Mientras las autoridades locales y la Fiscalia “inician carpeta de investigación”, los familiares publican fichas y coordinan búsquedas digitales, como si la vida de los desaparecidos dependiera más de la viralidad que del Estado.
La Asociación de Ingenieros de Minas, Metalurgistas y Geólogos de México se dijo “profundamente preocupada”, ese ritual semántico de impotencia técnica: no mucho más se puede hacer cuando el patrón del subsuelo es un cartel.
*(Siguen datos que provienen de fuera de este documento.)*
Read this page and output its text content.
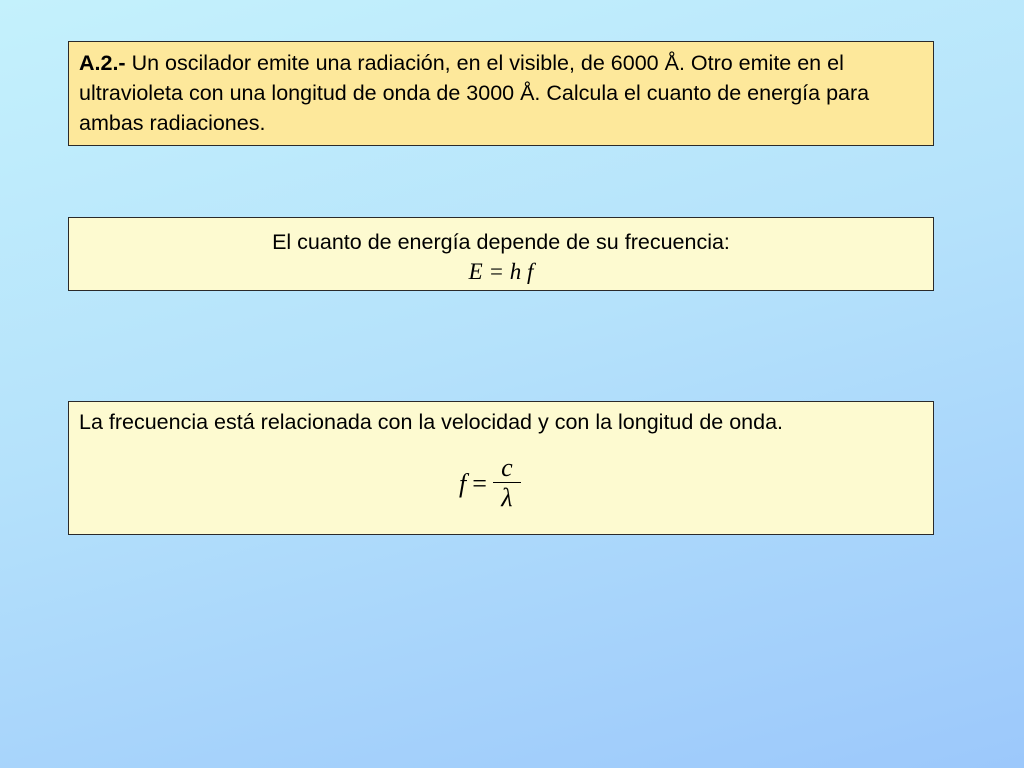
A.2.- Un oscilador emite una radiación, en el visible, de 6000 Å. Otro emite en el ultravioleta con una longitud de onda de 3000 Å. Calcula el cuanto de energía para ambas radiaciones.
El cuanto de energía depende de su frecuencia:
E = h f
La frecuencia está relacionada con la velocidad y con la longitud de onda.
$f = \frac{c}{\lambda}$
«Desde la Asociación de Ingenieros de Minas, Metalurgistas y Geólogos de México (AIMMGM) expresamos nuestra profunda preocupación por la privación ilegal de la libertad, por parte de personas desconocidas, de 10 profesionales de la industria minera con un desempeño honesto en su forma laboral en el municipio de Concordia, Sinaloa, desde el pasado 23 de enero», expresó esa asociación mediante redes sociales.
Porque el negocio de los metales dejó de ser solo minero, los grupos criminales ya extendieron su reinado al ciclo completo: desde el saqueo del terreno hasta el transporte y la venta. “Todos pagan, y todos es todos”. Las vetas no solo arrojan minerales, sino cuotas, sobornos y miedo: cada gramo extraído bajo el rostro anodino de la industria formal lleva las huellas de una maquinaria paralela —la del narco‑Estado extractivo.
En Concordia, como en Zacatecas o Guerrero, el mapa minero y el mapa del crimen se superponen. Las coronas canadienses se manchan de polvo y sangre mexicana, bajo la mirada pasiva de un gobierno que presume “nearshoring” mientras el crimen hace “reshoring” de su propio capitalismo: la economía del plomo y el oro.
Así, los ingenieros desaparecen, las empresas callan, las autoridades simulan, y los cárteles perfeccionan su modelo vertical. Su nueva mina ya no es del subsuelo: es el país entero.